Nul n’est encore en mesure de savoir comment vont réagir les marchés ce matin, à l’ouverture de la session européenne. Il reste fort probable, toutefois, que les investisseurs vont saluer les départs de Silvio Berlusconi et de George Papandréou. Mais, à terme, la crise est toujours bien présente. D’ailleurs, la poursuite de la hausse des taux italiens, en fin de semaine dernière, alors que Silvio Berlusconi s’était engagé à démissionner, montre aisément que la crise actuelle n’est pas liée à la gestion politique d’un ou de deux responsables. C’est une véritable crise de confiance qui ébranle la construction politique, économique et monétaire de l’Europe mais qui n’est nullement une crise de l’euro, comme certains commentateurs l’affirment à tort.
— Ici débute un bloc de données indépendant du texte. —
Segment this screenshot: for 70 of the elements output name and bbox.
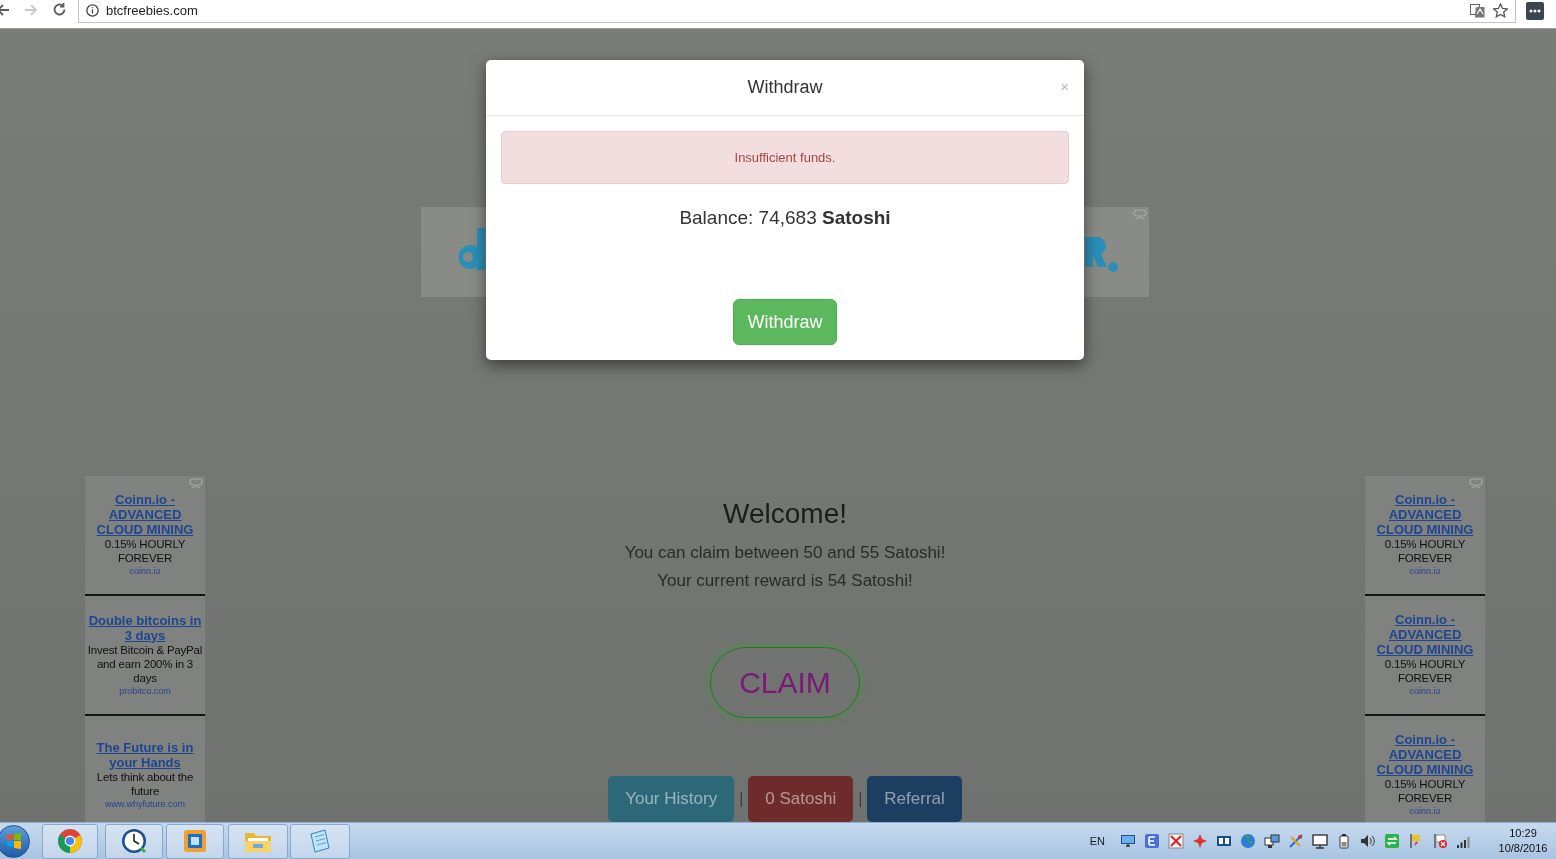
ad-title-link[interactable]: Coinn.io - ADVANCED CLOUD MINING	[1365, 492, 1485, 537]
ad-url-link[interactable]: coinn.io	[1409, 685, 1441, 698]
info-icon[interactable]	[86, 4, 99, 17]
clock-time[interactable]: 10:29	[1509, 826, 1537, 841]
extension-menu-icon[interactable]	[1526, 2, 1544, 20]
ad-description: 0.15% HOURLY FOREVER	[1383, 657, 1467, 685]
clock-date[interactable]: 10/8/2016	[1498, 841, 1548, 856]
ad-title-link[interactable]: The Future is in your Hands	[85, 739, 205, 770]
monitor-icon[interactable]	[1120, 833, 1136, 849]
box-icon[interactable]	[1216, 833, 1232, 849]
reload-icon[interactable]	[52, 2, 67, 17]
globe-icon[interactable]	[1240, 833, 1256, 849]
url-text: btcfreebies.com	[106, 1, 198, 20]
clock-icon	[121, 828, 147, 854]
ad-description: Lets think about the future	[95, 770, 195, 798]
welcome-text: Your current reward is 54 Satoshi!	[657, 570, 913, 592]
welcome-heading: Welcome!	[723, 497, 847, 531]
text-ad[interactable]: Coinn.io - ADVANCED CLOUD MINING 0.15% HOURLY FOREVER coinn.io	[85, 476, 205, 596]
ad-url-link[interactable]: www.whyfuture.com	[105, 797, 185, 811]
welcome-text: You can claim between 50 and 55 Satoshi!	[624, 542, 946, 564]
windows-logo-icon	[5, 833, 22, 849]
logo-fragment-icon	[1085, 237, 1119, 273]
sync-tile-icon[interactable]	[1384, 833, 1400, 849]
star-icon[interactable]	[1493, 3, 1508, 18]
app-window-icon	[183, 829, 207, 853]
chrome-icon	[57, 828, 83, 854]
flag-alert-icon[interactable]	[1432, 833, 1448, 849]
taskbar-app-button[interactable]	[166, 823, 224, 859]
nav-button[interactable]: 0 Satoshi	[748, 776, 854, 822]
ad-url-link[interactable]: probitco.com	[119, 684, 171, 698]
flag-icon[interactable]	[1408, 833, 1424, 849]
nav-button[interactable]: Your History	[608, 776, 735, 822]
tool-icon[interactable]	[1288, 833, 1304, 849]
ad-title-link[interactable]: Coinn.io - ADVANCED CLOUD MINING	[1365, 732, 1485, 777]
taskbar-app-button[interactable]	[105, 823, 163, 859]
ad-title-link[interactable]: Coinn.io - ADVANCED CLOUD MINING	[1365, 612, 1485, 657]
language-indicator[interactable]: EN	[1089, 832, 1105, 850]
balance-text: Balance: 74,683 Satoshi	[679, 206, 891, 230]
text-ad[interactable]: Coinn.io - ADVANCED CLOUD MINING 0.15% HOURLY FOREVER coinn.io	[1365, 476, 1485, 596]
ad-description: 0.15% HOURLY FOREVER	[1383, 777, 1467, 805]
notepad-icon	[307, 828, 333, 854]
error-alert: Insufficient funds.	[501, 131, 1069, 184]
network-icon[interactable]	[1264, 833, 1280, 849]
sparkle-icon[interactable]	[1192, 833, 1208, 849]
ad-title-link[interactable]: Double bitcoins in 3 days	[85, 612, 205, 643]
back-icon[interactable]	[0, 3, 10, 17]
close-button[interactable]: ×	[1060, 79, 1069, 94]
start-button[interactable]	[0, 824, 30, 858]
ad-url-link[interactable]: coinn.io	[1409, 805, 1441, 818]
ad-url-link[interactable]: coinn.io	[129, 565, 161, 578]
address-bar[interactable]: btcfreebies.com	[78, 0, 1516, 23]
nav-button[interactable]: Referral	[867, 776, 962, 822]
separator-text: |	[739, 789, 744, 809]
dialog-title: Withdraw	[747, 76, 823, 99]
ad-url-link[interactable]: coinn.io	[1409, 565, 1441, 578]
ad-description: 0.15% HOURLY FOREVER	[1383, 537, 1467, 565]
text-ad[interactable]: Coinn.io - ADVANCED CLOUD MINING 0.15% HOURLY FOREVER coinn.io	[1365, 596, 1485, 716]
taskbar-app-button[interactable]	[42, 823, 98, 859]
text-ad[interactable]: Double bitcoins in 3 days Invest Bitcoin & PayPal and earn 200% in 3 days probitco.com	[85, 596, 205, 716]
ad-description: Invest Bitcoin & PayPal and earn 200% in 3 days	[86, 643, 204, 685]
app-tile-icon[interactable]	[1144, 833, 1160, 849]
withdraw-button[interactable]: Withdraw	[733, 299, 837, 345]
ad-title-link[interactable]: Coinn.io - ADVANCED CLOUD MINING	[85, 492, 205, 537]
translate-icon[interactable]	[1470, 3, 1485, 18]
speaker-icon[interactable]	[1360, 833, 1376, 849]
battery-icon[interactable]	[1336, 833, 1352, 849]
ad-description: 0.15% HOURLY FOREVER	[103, 537, 187, 565]
separator-text: |	[858, 789, 863, 809]
crossed-tile-icon[interactable]	[1168, 833, 1184, 849]
display-icon[interactable]	[1312, 833, 1328, 849]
Bien que l’euro baisse sur le marché des changes, la devise est encore à des niveaux très élevés, qui témoignent de la confiance internationale en la monnaie unique, un projet qui est aisément dissociable de la situation économique de nombreux pays ou des lacunes en termes de fédéralisme et d’homogénéité économique et budgétaire au niveau européen.